Nesta terça-feira (14), por exemplo, a semifinal entre França e Espanha, que começa às 16h, será exibida com exclusividade pela CazéTV. A Globo, por sua vez, optou por transmitir a outra semifinal, Inglaterra x Argentina, marcada para quarta-feira. Essa divisão, embora prevista em contrato, ganha contornos dramáticos com o Brasil fora da disputa. Na minha leitura, o governo quer garantir que as empresas de mídia diversifiquem suas ofertas, fugindo da concentração em um único evento, algo que a Copa, historicamente, proporcionava para a emissora líder.
Globo em modo 'stand-by' e a ascensão da CazéTV
Quem acompanha o mercado de mídia há anos sabe que a Copa do Mundo é um dos momentos de maior audiência e, consequentemente, de maior faturamento publicitário para as emissoras. A Globo, acostumada a ditar o ritmo com transmissões de jogos de ponta a ponta, vê agora seu espaço diminuir. A decisão de transmitir Inglaterra x Argentina em vez de França x Espanha, embora seja a primeira opção do lado dela, evidencia a escolha por um confronto que, sem a presença brasileira, ainda gera mais interesse em determinados nichos. O resultado prático é que a CazéTV, com os direitos de todos os jogos, assume o papel de principal vitrine.
Isso impacta diretamente a publicidade. Anunciantes que investem milhões para atingir o pico de audiência durante os jogos da Seleção Brasileira precisam agora repensar suas estratégias. A audiência se fragmenta, e o poder de barganha da emissora que exibe o jogo principal, sem a presença do time nacional, tende a diminuir. Lembro-me de 2018, quando o Brasil também caiu nas quartas de final.
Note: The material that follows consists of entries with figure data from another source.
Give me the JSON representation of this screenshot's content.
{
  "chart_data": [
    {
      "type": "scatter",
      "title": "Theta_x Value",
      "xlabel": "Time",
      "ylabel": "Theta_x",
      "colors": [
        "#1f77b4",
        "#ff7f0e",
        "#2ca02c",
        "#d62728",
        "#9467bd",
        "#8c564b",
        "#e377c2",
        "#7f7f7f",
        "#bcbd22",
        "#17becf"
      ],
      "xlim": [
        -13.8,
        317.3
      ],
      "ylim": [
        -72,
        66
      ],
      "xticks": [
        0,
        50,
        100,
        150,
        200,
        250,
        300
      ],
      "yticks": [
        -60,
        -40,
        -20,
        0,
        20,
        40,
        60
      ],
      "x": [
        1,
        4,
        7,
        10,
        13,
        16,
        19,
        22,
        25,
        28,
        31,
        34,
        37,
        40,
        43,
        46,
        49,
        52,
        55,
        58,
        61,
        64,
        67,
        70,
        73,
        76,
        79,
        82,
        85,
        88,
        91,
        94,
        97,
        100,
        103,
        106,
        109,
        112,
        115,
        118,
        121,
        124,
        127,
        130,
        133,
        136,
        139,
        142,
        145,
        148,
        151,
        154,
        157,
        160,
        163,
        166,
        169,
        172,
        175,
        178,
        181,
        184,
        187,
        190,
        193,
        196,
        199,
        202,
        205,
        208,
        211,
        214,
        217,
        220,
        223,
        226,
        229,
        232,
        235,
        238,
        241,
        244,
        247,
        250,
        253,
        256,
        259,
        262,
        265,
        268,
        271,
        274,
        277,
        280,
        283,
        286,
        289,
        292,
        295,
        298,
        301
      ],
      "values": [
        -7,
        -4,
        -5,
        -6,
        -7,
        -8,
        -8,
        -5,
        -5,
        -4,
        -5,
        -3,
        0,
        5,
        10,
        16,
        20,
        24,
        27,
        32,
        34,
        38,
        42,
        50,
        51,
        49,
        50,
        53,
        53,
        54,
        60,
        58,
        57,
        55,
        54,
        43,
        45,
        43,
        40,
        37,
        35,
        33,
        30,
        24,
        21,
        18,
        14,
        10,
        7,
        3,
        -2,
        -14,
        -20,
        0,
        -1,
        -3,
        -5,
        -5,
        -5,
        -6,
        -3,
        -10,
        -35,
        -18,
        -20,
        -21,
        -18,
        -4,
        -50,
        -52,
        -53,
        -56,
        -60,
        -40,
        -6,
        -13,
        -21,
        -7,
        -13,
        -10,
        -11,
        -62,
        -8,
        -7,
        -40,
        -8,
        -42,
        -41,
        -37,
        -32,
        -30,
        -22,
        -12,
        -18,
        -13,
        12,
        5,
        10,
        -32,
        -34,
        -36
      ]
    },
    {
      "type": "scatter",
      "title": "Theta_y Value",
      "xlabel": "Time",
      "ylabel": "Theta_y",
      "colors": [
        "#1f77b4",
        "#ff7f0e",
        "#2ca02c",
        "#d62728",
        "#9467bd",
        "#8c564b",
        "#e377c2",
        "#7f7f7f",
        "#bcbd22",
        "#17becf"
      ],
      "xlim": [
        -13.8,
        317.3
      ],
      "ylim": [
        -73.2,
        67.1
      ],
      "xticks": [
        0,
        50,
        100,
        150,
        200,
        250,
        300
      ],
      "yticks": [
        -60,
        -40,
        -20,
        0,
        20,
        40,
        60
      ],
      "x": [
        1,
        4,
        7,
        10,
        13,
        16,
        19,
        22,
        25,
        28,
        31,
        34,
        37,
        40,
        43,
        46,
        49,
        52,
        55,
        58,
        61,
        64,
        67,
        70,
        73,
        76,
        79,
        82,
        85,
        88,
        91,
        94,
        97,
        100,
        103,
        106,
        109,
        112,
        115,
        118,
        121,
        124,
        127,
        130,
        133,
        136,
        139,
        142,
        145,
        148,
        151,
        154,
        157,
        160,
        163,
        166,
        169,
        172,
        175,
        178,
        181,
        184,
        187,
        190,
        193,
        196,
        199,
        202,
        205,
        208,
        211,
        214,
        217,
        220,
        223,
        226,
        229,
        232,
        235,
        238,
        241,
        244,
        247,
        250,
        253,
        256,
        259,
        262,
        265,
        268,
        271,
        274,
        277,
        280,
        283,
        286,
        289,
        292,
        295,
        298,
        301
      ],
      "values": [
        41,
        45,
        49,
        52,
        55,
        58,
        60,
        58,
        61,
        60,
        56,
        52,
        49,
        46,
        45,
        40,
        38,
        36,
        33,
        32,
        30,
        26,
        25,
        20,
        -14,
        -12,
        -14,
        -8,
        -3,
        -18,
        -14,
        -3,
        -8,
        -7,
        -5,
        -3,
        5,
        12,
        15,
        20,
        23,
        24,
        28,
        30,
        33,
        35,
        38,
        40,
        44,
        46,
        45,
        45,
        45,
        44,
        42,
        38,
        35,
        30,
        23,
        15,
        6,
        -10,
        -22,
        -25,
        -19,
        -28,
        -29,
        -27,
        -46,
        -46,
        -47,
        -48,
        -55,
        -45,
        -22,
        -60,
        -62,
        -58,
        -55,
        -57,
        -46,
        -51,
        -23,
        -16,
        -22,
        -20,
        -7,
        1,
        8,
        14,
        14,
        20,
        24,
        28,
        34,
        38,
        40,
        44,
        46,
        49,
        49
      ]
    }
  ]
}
A Globo sentiu o baque na audiência e na arrecadação, mas o cenário de 2026 é ainda mais desafiador, com a CazéTV consolidada e com um portfólio completo de jogos.
O jogo do terceiro lugar e a nova realidade da mídia
A eliminação brasileira também afeta a disputa pelo terceiro lugar. Antes exclusividade da CazéTV com a ausência do Brasil como protagonista, o jogo que define quem completa o pódio do Mundial agora será exibido também pela Globo, SBT, GE TV, SporTV e N Sports. Essa democratização da transmissão, embora possa parecer positiva para o consumidor, reflete a perda de exclusividade e a busca por manter alguma fatia da audiência. Para os anunciantes, isso significa que o investimento pode ser diluído entre diversas plataformas, exigindo uma análise mais aprofundada sobre onde concentrar os recursos para obter o melhor retorno.
A própria Globo parece sentir o peso dessa nova realidade. Fontes internas indicam um clima de melancolia e incerteza no departamento de esportes, com rumores de cortes após o torneio. A emissora se vê em uma posição inédita desde 1970, transmitindo uma semifinal de Copa do Mundo sem a participação de nenhuma das seleções que historicamente mobilizam a audiência brasileira de forma mais intensa. É um sinal de que o mercado publicitário está mudando, e as grandes redes precisam se reinventar para não perder espaço.
E o bolso do brasileiro, onde entra nessa conta?
A curto prazo, o impacto no bolso do brasileiro pode não ser tão direto em termos de preço de ingressos ou produtos. No entanto, o que acontece com a indústria da mídia tem reflexos no longo prazo. Uma menor arrecadação publicitária pode significar, por exemplo, a redução de investimentos em conteúdo de qualidade, menor patrocínio a eventos esportivos menores ou até mesmo um repasse para os custos de assinaturas de serviços de streaming e TV por assinatura. Além disso, a instabilidade no setor pode afetar empregos dentro da área de comunicação.
Na minha leitura, essa Copa de 2026 marca um ponto de inflexão. A audiência não é mais cativa como antes, e a estratégia de negócios das emissoras precisa se adaptar a essa nova realidade. A exclusividade e o poder de barganha que antes eram quase automáticos com a presença do Brasil na disputa diminuíram, forçando um novo entendimento sobre como atrair e monetizar o público. É a economia em movimento, refletida nas telas e nas estratégias de quem produz e vende conteúdo.
Disclaimer: Este artigo tem fins informativos e não constitui recomendação de investimento. Cada investidor deve realizar sua própria análise e consultar um profissional qualificado antes de tomar qualquer decisão.